With a fairly simple narrative, it starts with how a young, sickly asthmatic boy born into a Brahmin household deals with gender dysphoria while facing familial and societal expectations and talking about his need to find his real identity. She discovered the patriarchal society and the misogynistic culture that she lived in pretty early on and says, “In a patriarchal misogynistic culture of ours, dance is a womanly pursuit and I was called homo or chakka.” Without getting too graphic, there are parts of the book where she talks about her abusive childhood, recalls her adolescence, and also about her initial days in the gay community. She also narrates her numerous romantic relationships, the times she felt suicidal, and her constant need for validation as a bar dancer.

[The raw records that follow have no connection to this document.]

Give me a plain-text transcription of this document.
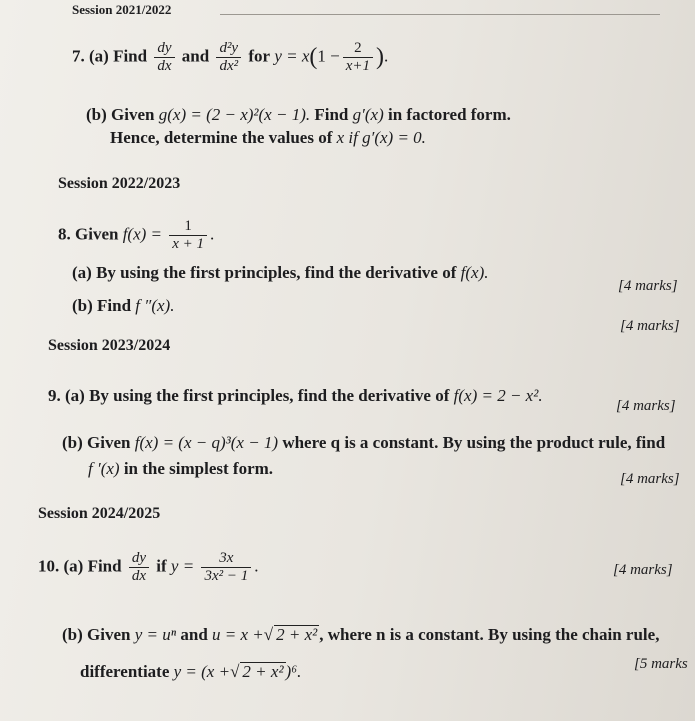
Session 2021/2022
7. (a) Find $\frac{dy}{dx}$ and $\frac{\text{d²y}}{\text{dx²}}$ for $y = x(1 - \frac{2}{x+1}$ ).
(b) Given g(x) = (2 − x)²(x − 1). Find g′(x) in factored form.
Hence, determine the values of x if g′(x) = 0.
Session 2022/2023
8. Given $f(x) = \frac{1}{x + 1}$ .
(a) By using the first principles, find the derivative of f(x).
[4 marks]
(b) Find f ″(x).
[4 marks]
Session 2023/2024
9. (a) By using the first principles, find the derivative of f(x) = 2 − x².
[4 marks]
(b) Given f(x) = (x − q)³(x − 1) where q is a constant. By using the product rule, find
f ′(x) in the simplest form.
[4 marks]
Session 2024/2025
10. (a) Find $\frac{dy}{dx}$ if $y = \frac{3x}{\text{3x² − 1}}$ .	[4 marks]
(b) Given y = uⁿ and u = x +√ 2 + x² , where n is a constant. By using the chain rule,
differentiate y = (x +√ 2 + x² )⁶.	[5 marks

“When I became a hijra, a great burden was lifted off my head.” When she talks about how she chose to be a part of the hijra world, the story takes a formidable turn. She mulls over the guru-chela system and the path she’s choosing to take, while balancing the demands of her hijra community and parents. She recounts her exploits, she is never modest, hesitant, or remorseful. The memoir grows in strength as she develops into a strong, self-made individual. Laxmi Narayan Tripathi recounts her journey from an activist speaking out for her community at conferences to fronting the demand for ‘transgenders’ to be recognised as a separate category in government records.
The memoir gives us a first-person perspective of Laxmi’s experiences and fights, both the good and the bad, the profound and the frivolous. We also get to meet the people in her life who transformed her into the person that she is today. She is an activist, celebrity, ambassador, artist, and so much more. And on the personal side of the story, we get to know the child, the lover, the dancer, the woman, the hijra, and the loyal child.